New modeling software enables experimental volumetric design
In a revolt against the realm of the 3D renderings they feel contemporary architects are confined to working within, Matter Design‘s principals Brandon Clifford and Wes McGee founded a studio grounded in digital design that addresses the realities of materials, loads and physicality. Clifford in particular mourns the loss of our “ability to work with volume,” so much so that he spent his year as the 2011-12 LeFevre Emerging Practitioner Fellow at Ohio State University Knowlton School of Architecture researching volume in building with a special focus on stereotomy, the art of precisely carving solids. It was this research that led him to design La Voûte de LeFevre, a vaulted wooden structure that soars thanks to weight and mass, not in spite of it.
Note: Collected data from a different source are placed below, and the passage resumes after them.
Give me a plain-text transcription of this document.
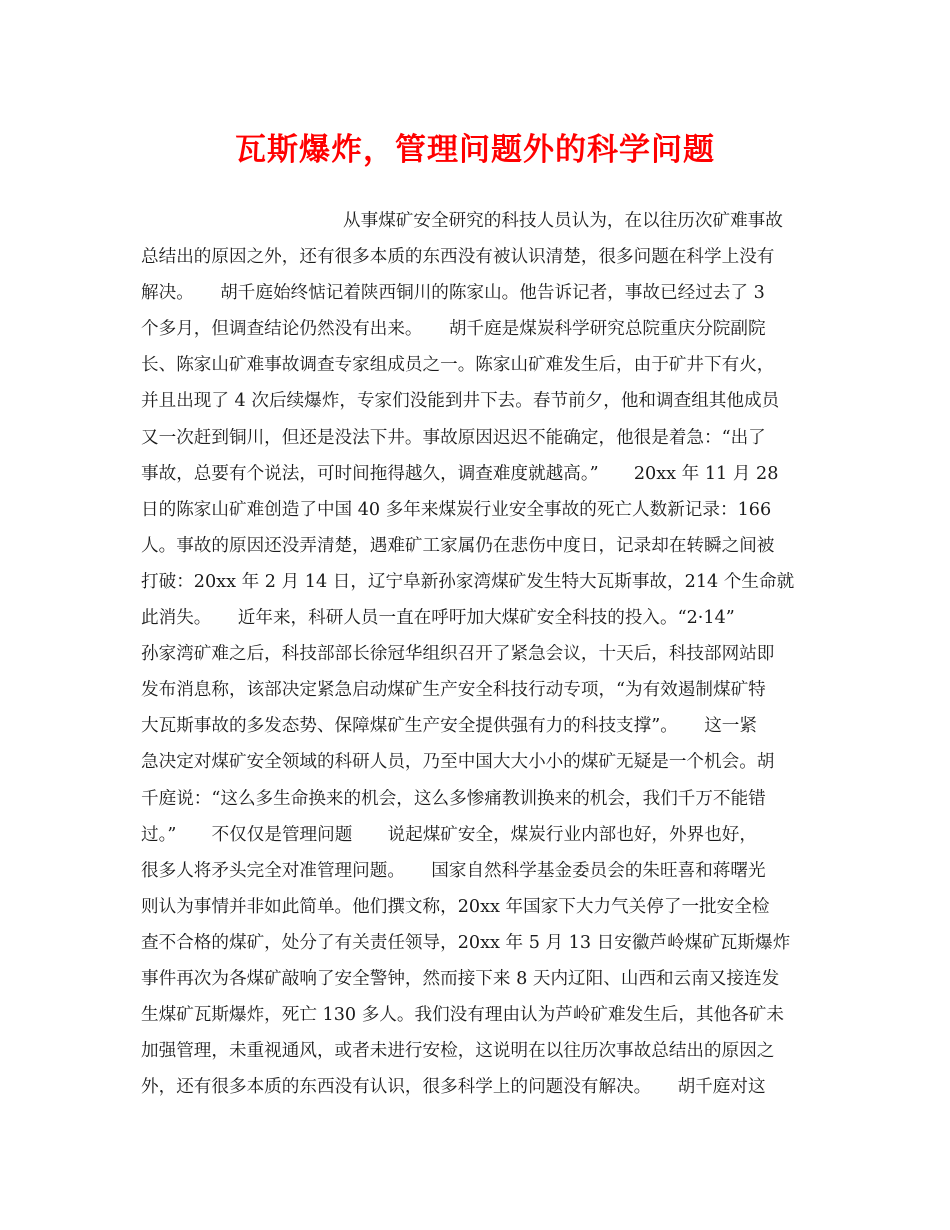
瓦斯爆炸，管理问题外的科学问题
从事煤矿安全研究的科技人员认为，在以往历次矿难事故
总结出的原因之外，还有很多本质的东西没有被认识清楚，很多问题在科学上没有
解决。　　胡千庭始终惦记着陕西铜川的陈家山。他告诉记者，事故已经过去了 3
个多月，但调查结论仍然没有出来。　　胡千庭是煤炭科学研究总院重庆分院副院
长、陈家山矿难事故调查专家组成员之一。陈家山矿难发生后，由于矿井下有火，
并且出现了 4 次后续爆炸，专家们没能到井下去。春节前夕，他和调查组其他成员
又一次赶到铜川，但还是没法下井。事故原因迟迟不能确定，他很是着急：“出了
事故，总要有个说法，可时间拖得越久，调查难度就越高。”　　20xx 年 11 月 28
日的陈家山矿难创造了中国 40 多年来煤炭行业安全事故的死亡人数新记录：166
人。事故的原因还没弄清楚，遇难矿工家属仍在悲伤中度日，记录却在转瞬之间被
打破：20xx 年 2 月 14 日，辽宁阜新孙家湾煤矿发生特大瓦斯事故，214 个生命就
此消失。　　近年来，科研人员一直在呼吁加大煤矿安全科技的投入。“2·14”
孙家湾矿难之后，科技部部长徐冠华组织召开了紧急会议，十天后，科技部网站即
发布消息称，该部决定紧急启动煤矿生产安全科技行动专项，“为有效遏制煤矿特
大瓦斯事故的多发态势、保障煤矿生产安全提供强有力的科技支撑”。　　这一紧
急决定对煤矿安全领域的科研人员，乃至中国大大小小的煤矿无疑是一个机会。胡
千庭说：“这么多生命换来的机会，这么多惨痛教训换来的机会，我们千万不能错
过。”　　不仅仅是管理问题　　说起煤矿安全，煤炭行业内部也好，外界也好，
很多人将矛头完全对准管理问题。　　国家自然科学基金委员会的朱旺喜和蒋曙光
则认为事情并非如此简单。他们撰文称，20xx 年国家下大力气关停了一批安全检
查不合格的煤矿，处分了有关责任领导，20xx 年 5 月 13 日安徽芦岭煤矿瓦斯爆炸
事件再次为各煤矿敲响了安全警钟，然而接下来 8 天内辽阳、山西和云南又接连发
生煤矿瓦斯爆炸，死亡 130 多人。我们没有理由认为芦岭矿难发生后，其他各矿未
加强管理，未重视通风，或者未进行安检，这说明在以往历次事故总结出的原因之
外，还有很多本质的东西没有认识，很多科学上的问题没有解决。　　胡千庭对这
La Voûte (French for vault) is a compression-only structure, meaning there is zero tension. Think of it like the inverted spires found in Gothic cathedrals. “Those spires are not decorative,” said Clifford and McGee in an email. “They are, in fact, redirecting this thrust network down into the column. If you took the spire off the cathedral the structure would collapse” (Watch two short videos Matter Design made to illustrate this point). To design a reverse spire with a perfectly balanced weight ratio, Clifford found that the computer modeling software he needed didn’t exist, so he wrote his own. Called Thick Funicular, the program runs a particle-spring library across a desired geometry. “Each particle in the system calculates the distance from the desired geometry and then reassigns that value to its weight,” said Clifford. “It can open and close apertures to make a unit weight more or less relative to its neighbors. Once the calculation has guaranteed that a solution holds a thrust network inside its thickness, the process is complete and the units are carved with their uniquely dimensioned holes. I think the key here is to think of these holes as controlling the volume (or weight) of each unit relative to its thickness and location in the figuration of the vault.”
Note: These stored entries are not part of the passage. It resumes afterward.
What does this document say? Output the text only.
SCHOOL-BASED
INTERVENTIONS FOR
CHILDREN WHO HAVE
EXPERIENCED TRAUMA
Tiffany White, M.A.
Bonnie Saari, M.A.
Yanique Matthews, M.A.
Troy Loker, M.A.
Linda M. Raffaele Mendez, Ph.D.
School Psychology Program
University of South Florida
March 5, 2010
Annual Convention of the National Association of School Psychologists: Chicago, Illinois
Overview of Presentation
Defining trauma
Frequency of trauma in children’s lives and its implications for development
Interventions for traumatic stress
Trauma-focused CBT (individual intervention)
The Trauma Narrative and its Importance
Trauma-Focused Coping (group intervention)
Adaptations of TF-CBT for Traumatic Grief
Even though stone is traditionally used in stereotomic projects, Clifford and McGee had, among other constraints, a budget to consider, and so chose to work with Baltic birch plywood, which “is homogeneously dense and has significant self-mass.” Unfortunately, it only comes in ¾ inch sheets, hardly thick enough for La Voûte’s 2 to 12 inch-thick structure. Clifford and McGee knew they would need to glue the wood together in layers, but to reduce waste they “segmented the units, cut them from the ¾ inch sheet material and stacked them together into the rough geometry of the final unit (plus ⅛ inch for safe measure). Those sheets were then placed on the five-axis mill and carved to the precise geometries.” If you can’t wrap your head around that, watch the video of the milling process. You’ll see the five-axis Onsrud router, an incredible machine fitted with a large bit that cuts with the tip as well as with the sides, removing the most material with the minimum effort.
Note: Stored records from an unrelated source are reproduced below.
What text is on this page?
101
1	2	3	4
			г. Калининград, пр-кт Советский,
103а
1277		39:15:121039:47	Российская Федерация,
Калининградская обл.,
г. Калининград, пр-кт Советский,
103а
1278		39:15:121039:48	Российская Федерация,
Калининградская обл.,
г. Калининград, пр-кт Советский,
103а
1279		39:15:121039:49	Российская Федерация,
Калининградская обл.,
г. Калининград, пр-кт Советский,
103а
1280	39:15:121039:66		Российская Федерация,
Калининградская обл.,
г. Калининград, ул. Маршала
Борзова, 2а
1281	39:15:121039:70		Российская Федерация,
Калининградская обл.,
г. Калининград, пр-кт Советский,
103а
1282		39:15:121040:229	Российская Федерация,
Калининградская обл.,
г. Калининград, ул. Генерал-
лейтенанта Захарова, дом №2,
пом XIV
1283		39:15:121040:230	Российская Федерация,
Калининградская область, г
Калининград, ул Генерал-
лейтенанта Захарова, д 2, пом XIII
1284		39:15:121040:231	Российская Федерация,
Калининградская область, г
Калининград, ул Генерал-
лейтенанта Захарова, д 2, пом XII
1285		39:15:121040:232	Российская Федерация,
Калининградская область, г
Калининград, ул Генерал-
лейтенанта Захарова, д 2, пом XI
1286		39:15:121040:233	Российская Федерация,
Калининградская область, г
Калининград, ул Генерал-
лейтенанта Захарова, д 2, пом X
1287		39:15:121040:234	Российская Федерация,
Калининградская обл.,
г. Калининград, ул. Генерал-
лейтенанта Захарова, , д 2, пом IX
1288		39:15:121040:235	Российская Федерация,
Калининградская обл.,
After it was fabricated in University of Michigan’s FABLab, where McGee is the director, it was transported to the Banvard Gallery at Ohio State University Knowlton School of Architecture. Clifford and McGee installed La Voûte from the top down using a compression ring around the perimeter of the room as a tool against which they could measure each row as they worked their way down. Like the spires of Gothic cathedrals, La Voûte was built with a vertical thrust designed to last a lifetime, but because the installation is temporary the individual units are held together with screws and wooden dowels to allow for their removal. Still, La Voûte – or rather the ability to design and fabricate a structure like it – lives on in Clifford’s remarkable new Thick Funicular program.